We have performed banded LRYGB (BLRYGB) since 2004 and recently published a prospective cohort study comparing BLRYGB with LRYGB [13] at 5 years. The results between two groups showed a similar trend to the results of this current study, i.e., the banded group had more weight loss, and less weight regains at 5 years compared to the non-banded group. At 1 year, BLRYGB had EWL of 75.2% while our results with BLSG showed EWL of 77.4%. However, at 5 years, BLRYGB had EWL of 74%, while BLSG had EWL of 86.7%. Even the weight regain at 5 years with BLRYGB was 1.2 ± 1.5 BMI points while with BLSG was 0.34 ± 0.4 BMI points. The comparison of BLRYGB with BLSG suggest that both groups lose similar excess weight at 1 year; BLSG has better weight loss than BLRYGB at long term with minimum weight regain and band-related complications.

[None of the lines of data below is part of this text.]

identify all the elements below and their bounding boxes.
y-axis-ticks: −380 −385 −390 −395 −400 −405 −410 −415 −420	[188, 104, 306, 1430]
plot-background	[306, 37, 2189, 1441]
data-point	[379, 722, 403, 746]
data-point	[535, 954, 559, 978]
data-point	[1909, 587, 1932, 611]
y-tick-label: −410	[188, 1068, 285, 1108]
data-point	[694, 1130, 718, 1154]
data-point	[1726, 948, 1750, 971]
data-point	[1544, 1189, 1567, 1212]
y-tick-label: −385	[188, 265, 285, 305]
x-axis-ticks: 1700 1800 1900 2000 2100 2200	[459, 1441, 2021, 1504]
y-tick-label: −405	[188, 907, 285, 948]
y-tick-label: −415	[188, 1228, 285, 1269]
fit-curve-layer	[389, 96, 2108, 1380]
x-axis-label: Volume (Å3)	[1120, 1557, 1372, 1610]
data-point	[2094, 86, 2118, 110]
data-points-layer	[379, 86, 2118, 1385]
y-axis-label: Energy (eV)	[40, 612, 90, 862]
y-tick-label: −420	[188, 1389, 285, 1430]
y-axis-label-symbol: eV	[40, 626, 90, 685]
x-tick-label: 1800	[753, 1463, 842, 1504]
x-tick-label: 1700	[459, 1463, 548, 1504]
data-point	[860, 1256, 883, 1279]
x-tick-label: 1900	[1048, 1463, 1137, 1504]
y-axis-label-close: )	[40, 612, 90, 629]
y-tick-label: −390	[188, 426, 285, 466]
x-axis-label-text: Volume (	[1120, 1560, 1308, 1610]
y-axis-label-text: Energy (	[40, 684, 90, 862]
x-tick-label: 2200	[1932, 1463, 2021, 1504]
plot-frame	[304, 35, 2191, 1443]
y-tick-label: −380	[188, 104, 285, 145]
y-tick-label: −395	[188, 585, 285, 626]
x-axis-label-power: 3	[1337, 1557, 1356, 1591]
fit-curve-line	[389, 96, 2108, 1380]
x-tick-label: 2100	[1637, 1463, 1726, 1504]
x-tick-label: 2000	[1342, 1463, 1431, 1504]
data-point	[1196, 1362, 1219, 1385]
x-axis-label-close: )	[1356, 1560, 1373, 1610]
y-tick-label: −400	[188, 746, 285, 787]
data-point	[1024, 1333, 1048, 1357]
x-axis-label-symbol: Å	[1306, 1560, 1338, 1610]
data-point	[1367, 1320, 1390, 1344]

The main limitation of this study is the sample size. Although the sample size for BLSG is 96 and for NLSG is 51, the number of patients at each year is relatively low, with a decreasing number of patients each year, the difference in weight loss of the BLSG compared to the NLSG at 5 years has been impressive and statistically significant. The other limitation of the study was the lack of quality of life (QOL), satiety questionnaire, and GERD questionnaire data. These questionnaires would have helped to compare the complications more accurately and further the understanding on the mechanism of the banding the proximal stomach. That being said, it is important to note that this is the first paper with long-term outcomes for BLSG patients with a silicone ring. This is also the first study that shows the long-term outcomes of BLSG in severely obese patients. Most importantly, no severe ring-related complications were shown in the study.

Conclusion

In summary, the results from this study show that BLSG was more effective in reducing and maintaining weight compared to the NLSG group at 5 years. More than 97% of the patients in the BLSG group had no weight regain at all, compared to the NLSG group, where only 80% of the patients had no weight regain, but 8% had an increase in BMI of more than five points 5 years following LSG surgery. Furthermore, the NLSG group had 35.2% of patients who had less than 50% EWL at 5 years follow-up compared to 0 patients in the BLSG group. This advantage of BLSG comes with a cost of higher late complication rates compared to the NLSG group; however most of these complications were minor and acceptable. There was no ring erosion, slippage, or migration seen with BLSG patients. BLSG surgery was found to be safe and effective in maintaining weight loss on the long term compared to the NLSG group with low incidence of band-related problems. Prospective comparative studies with large sample size are needed to further validate our results.